Unfortunately, contributors are not allowed to name specific recipients for their donations. That’s because donors cannot take a charitable deduction for a scholarship that is earmarked for the benefit of a specific individual, not even if that individual is unrelated to the donor. (*See info below)
Can I donate to the NMIF Scholarship Program in memory of a former CEO or other company dignitary and, if so, how would that be recognized?
Yes, donations can be given in honor or memory of another individual. The donation will be listed on NMIF’s website donor page accordingly. For the name to be applied to the scholarship award itself the amount donated would need to meet the requirements for named-scholarship awards.
I would prefer to direct my donation to a specific school. Is that possible?
Yes, however, the potential opportunity to identify a specific school is only available for donations of at least $5,000. We will make every effort to honor your preference, but for that to occur, at least one student from your preferred school must be selected as a scholarship recipient, based on his/her qualifications and in compliance with all applicable selection criteria for tax deductible fund programs. If no student applies from the preferred school or no student is selected as a recipient, your donation will be applied to the general Mutual Insurance Foundation Scholarship pool. If you are committed to the certainty of a scholarship award to a specific college or university, we recommend you contact the institution to learn how you can contribute directly.
How can I or my company make a donation?
Contributing is easy. Just click on the DONATE button. There you can specify whether you’d like to contribute as an individual or on behalf of your company. Simply fill out the form and you’ll be given the option to donate online via credit card. If you choose to pay by check, you will be directed to mail the check to the NAMIC address provided on the form.
Whom do I contact for additional information?
Should you have additional questions, please feel free to reach out to email@example.com. A member of the Foundation staff will respond promptly.

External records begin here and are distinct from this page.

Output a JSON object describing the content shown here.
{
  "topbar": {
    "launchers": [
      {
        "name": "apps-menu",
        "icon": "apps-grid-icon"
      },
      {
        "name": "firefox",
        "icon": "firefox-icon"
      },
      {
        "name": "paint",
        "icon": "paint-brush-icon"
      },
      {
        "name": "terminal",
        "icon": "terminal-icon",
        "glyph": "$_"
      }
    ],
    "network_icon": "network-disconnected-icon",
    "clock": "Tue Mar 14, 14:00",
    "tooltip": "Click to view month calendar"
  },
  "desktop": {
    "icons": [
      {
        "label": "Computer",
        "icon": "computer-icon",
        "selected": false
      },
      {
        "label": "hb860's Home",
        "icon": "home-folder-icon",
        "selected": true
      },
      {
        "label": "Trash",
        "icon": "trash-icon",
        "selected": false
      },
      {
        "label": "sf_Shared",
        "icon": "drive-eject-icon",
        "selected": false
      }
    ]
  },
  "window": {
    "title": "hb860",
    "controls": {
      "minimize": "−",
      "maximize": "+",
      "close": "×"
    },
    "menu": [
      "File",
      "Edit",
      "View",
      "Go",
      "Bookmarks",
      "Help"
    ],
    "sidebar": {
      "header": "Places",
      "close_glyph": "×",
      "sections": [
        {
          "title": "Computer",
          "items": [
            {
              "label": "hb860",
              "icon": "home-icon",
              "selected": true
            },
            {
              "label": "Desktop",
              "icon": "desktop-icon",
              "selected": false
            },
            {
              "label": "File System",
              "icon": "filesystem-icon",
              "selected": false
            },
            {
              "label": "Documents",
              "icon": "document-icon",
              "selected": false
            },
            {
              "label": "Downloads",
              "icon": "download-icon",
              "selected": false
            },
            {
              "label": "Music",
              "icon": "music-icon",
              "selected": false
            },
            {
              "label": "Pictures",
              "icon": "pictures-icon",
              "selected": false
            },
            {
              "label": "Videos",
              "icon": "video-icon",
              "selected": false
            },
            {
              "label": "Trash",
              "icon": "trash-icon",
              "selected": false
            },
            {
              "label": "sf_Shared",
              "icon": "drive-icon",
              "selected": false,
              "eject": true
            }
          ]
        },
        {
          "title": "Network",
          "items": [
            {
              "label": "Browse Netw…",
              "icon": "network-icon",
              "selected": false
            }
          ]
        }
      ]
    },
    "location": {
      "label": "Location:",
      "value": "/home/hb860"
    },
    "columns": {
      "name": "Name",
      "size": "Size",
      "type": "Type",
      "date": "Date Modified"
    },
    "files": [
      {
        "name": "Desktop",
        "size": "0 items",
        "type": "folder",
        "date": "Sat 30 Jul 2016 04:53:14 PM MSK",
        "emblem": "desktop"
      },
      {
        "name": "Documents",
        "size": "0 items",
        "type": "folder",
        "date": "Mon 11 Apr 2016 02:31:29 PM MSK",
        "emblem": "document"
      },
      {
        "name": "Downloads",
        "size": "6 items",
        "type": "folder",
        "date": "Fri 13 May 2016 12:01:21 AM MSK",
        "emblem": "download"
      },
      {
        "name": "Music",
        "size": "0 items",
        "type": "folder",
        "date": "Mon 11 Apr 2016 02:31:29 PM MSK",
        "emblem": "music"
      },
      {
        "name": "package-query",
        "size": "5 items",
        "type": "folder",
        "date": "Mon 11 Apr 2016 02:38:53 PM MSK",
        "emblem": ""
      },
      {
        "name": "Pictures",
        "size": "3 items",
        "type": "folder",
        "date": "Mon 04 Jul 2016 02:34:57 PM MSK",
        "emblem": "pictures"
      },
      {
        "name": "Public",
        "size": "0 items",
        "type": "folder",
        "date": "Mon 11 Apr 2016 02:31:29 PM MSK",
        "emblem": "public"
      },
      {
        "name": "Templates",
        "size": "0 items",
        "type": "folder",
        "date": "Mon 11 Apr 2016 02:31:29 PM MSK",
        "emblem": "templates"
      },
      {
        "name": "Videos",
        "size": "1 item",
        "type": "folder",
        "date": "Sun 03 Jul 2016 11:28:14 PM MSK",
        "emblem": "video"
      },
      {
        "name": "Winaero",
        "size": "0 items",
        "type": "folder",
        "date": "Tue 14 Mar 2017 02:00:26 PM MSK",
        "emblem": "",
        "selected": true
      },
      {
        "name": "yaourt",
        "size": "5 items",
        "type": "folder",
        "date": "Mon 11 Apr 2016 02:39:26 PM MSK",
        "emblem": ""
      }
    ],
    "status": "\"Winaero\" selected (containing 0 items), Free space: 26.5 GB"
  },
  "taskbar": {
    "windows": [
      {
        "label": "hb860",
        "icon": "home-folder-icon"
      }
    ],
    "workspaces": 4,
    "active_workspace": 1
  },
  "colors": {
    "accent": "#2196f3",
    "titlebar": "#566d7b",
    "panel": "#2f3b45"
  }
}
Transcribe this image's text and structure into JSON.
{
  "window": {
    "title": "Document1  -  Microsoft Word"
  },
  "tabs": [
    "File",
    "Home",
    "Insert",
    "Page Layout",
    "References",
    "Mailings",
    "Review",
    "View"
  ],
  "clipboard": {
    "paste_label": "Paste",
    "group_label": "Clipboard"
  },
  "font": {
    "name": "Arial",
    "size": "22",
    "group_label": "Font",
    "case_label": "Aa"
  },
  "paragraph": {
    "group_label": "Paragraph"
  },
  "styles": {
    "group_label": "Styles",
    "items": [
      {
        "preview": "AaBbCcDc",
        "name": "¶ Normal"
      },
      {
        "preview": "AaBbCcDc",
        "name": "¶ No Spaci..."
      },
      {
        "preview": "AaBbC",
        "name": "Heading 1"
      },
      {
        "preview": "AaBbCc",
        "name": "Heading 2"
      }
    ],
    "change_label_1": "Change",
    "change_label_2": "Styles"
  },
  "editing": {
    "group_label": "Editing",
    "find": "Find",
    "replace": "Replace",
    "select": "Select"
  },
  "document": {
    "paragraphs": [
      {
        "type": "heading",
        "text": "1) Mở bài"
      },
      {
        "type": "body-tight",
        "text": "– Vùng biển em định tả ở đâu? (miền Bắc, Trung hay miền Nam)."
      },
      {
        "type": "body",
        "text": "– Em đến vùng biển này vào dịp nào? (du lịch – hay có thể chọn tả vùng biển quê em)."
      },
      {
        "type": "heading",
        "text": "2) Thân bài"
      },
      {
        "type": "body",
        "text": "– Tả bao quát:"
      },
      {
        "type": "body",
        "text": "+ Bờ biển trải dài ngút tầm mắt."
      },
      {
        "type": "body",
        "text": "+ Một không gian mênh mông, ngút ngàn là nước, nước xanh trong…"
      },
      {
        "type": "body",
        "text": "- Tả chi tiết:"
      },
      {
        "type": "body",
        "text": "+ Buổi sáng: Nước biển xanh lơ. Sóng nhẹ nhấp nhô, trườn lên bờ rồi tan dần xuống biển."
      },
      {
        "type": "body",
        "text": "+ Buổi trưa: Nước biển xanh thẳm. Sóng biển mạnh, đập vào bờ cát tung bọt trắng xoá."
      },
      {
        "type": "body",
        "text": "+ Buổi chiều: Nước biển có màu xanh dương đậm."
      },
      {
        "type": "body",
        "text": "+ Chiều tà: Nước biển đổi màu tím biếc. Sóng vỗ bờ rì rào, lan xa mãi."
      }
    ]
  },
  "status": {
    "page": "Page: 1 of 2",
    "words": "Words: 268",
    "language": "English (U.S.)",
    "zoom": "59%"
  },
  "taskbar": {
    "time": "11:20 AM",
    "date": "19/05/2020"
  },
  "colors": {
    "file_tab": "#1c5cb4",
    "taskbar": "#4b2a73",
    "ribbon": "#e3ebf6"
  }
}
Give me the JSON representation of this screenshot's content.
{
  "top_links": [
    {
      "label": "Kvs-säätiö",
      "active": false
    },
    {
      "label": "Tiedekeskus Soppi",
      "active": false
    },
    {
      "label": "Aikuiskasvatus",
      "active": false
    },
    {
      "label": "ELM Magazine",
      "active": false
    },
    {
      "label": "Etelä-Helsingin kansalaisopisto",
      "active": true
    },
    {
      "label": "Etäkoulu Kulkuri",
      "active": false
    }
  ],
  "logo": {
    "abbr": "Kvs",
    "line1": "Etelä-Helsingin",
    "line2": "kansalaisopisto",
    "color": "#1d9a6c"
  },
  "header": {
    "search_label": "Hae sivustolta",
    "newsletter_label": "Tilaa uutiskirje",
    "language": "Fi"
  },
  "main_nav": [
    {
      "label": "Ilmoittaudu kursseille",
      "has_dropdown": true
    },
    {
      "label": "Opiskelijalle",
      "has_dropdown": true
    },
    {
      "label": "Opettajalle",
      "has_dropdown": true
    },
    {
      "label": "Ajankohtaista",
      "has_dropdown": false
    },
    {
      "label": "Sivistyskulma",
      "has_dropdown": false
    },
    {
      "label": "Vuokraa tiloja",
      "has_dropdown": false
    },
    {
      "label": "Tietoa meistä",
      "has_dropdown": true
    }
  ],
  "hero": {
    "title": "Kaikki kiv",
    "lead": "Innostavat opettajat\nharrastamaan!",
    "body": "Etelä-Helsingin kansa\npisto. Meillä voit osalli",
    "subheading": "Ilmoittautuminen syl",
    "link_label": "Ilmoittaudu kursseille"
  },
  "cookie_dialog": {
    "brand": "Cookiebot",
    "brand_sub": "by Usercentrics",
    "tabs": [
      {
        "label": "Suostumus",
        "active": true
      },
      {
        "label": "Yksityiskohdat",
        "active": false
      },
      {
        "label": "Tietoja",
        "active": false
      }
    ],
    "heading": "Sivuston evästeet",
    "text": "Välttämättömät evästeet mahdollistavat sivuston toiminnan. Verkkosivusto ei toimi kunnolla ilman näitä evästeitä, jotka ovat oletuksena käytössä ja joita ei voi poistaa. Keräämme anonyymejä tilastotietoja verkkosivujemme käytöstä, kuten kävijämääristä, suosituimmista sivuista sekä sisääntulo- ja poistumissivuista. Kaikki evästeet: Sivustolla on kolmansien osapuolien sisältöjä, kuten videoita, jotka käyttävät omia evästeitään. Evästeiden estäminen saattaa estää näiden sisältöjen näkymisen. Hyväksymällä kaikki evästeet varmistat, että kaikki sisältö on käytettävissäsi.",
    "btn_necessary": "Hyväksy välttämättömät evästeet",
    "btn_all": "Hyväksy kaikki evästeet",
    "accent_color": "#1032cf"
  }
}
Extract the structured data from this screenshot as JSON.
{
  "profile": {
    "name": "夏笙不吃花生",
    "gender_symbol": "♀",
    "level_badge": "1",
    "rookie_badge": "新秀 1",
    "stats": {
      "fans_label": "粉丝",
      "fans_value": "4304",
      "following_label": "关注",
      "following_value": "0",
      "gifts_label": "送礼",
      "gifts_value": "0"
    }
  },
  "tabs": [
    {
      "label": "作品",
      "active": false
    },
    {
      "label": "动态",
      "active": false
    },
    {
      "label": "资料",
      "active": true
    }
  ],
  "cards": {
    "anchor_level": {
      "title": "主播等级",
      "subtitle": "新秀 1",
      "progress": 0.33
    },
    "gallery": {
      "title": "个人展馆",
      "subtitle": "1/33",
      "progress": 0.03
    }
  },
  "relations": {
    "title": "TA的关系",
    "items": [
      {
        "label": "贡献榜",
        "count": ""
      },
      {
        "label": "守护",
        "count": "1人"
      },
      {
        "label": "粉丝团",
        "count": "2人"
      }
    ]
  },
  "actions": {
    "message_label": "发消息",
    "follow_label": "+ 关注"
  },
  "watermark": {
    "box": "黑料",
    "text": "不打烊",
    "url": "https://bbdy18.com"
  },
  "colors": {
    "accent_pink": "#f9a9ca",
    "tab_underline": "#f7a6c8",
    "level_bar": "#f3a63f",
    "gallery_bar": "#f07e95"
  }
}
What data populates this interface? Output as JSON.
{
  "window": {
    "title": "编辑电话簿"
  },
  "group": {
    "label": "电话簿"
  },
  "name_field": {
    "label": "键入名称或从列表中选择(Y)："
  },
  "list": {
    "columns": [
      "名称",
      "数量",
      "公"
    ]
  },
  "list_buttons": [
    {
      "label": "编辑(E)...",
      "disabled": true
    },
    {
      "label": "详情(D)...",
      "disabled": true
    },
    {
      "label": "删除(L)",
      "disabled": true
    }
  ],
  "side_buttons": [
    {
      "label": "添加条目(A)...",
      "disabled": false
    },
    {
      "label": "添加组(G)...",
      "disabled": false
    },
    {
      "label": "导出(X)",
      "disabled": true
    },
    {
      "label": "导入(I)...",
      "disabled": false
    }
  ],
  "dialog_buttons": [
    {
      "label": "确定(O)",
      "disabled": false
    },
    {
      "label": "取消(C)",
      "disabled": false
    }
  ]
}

*A charitable class must be sufficiently large and indefinite so that assisting members of the charitable class benefits the community as a whole. Earmarking scholarships to help a particular pre-selected student would violate this requirement. The donor of a scholarship cannot take a charitable deduction for a scholarship earmarked for the benefit of a specific individual, not even if that individual is unrelated to the donor. Moreover, donors may not circumvent this restriction by tightly delineating the selection criteria. Examples of valid charitable classes include 9/11 victims, lower income students, female students, students graduating in the top 10 percent of their class, all graduating seniors of a particular school, and even baton twirlers. Each of these examples is broad and indefinite.
Explanations and examples of tax treatment of donations provided on this website have been prepared for informational purposes only, and are not intended to provide, and should not be relied on for, tax, legal or accounting advice. You should consult your own tax, legal and accounting advisors regarding charitable donations.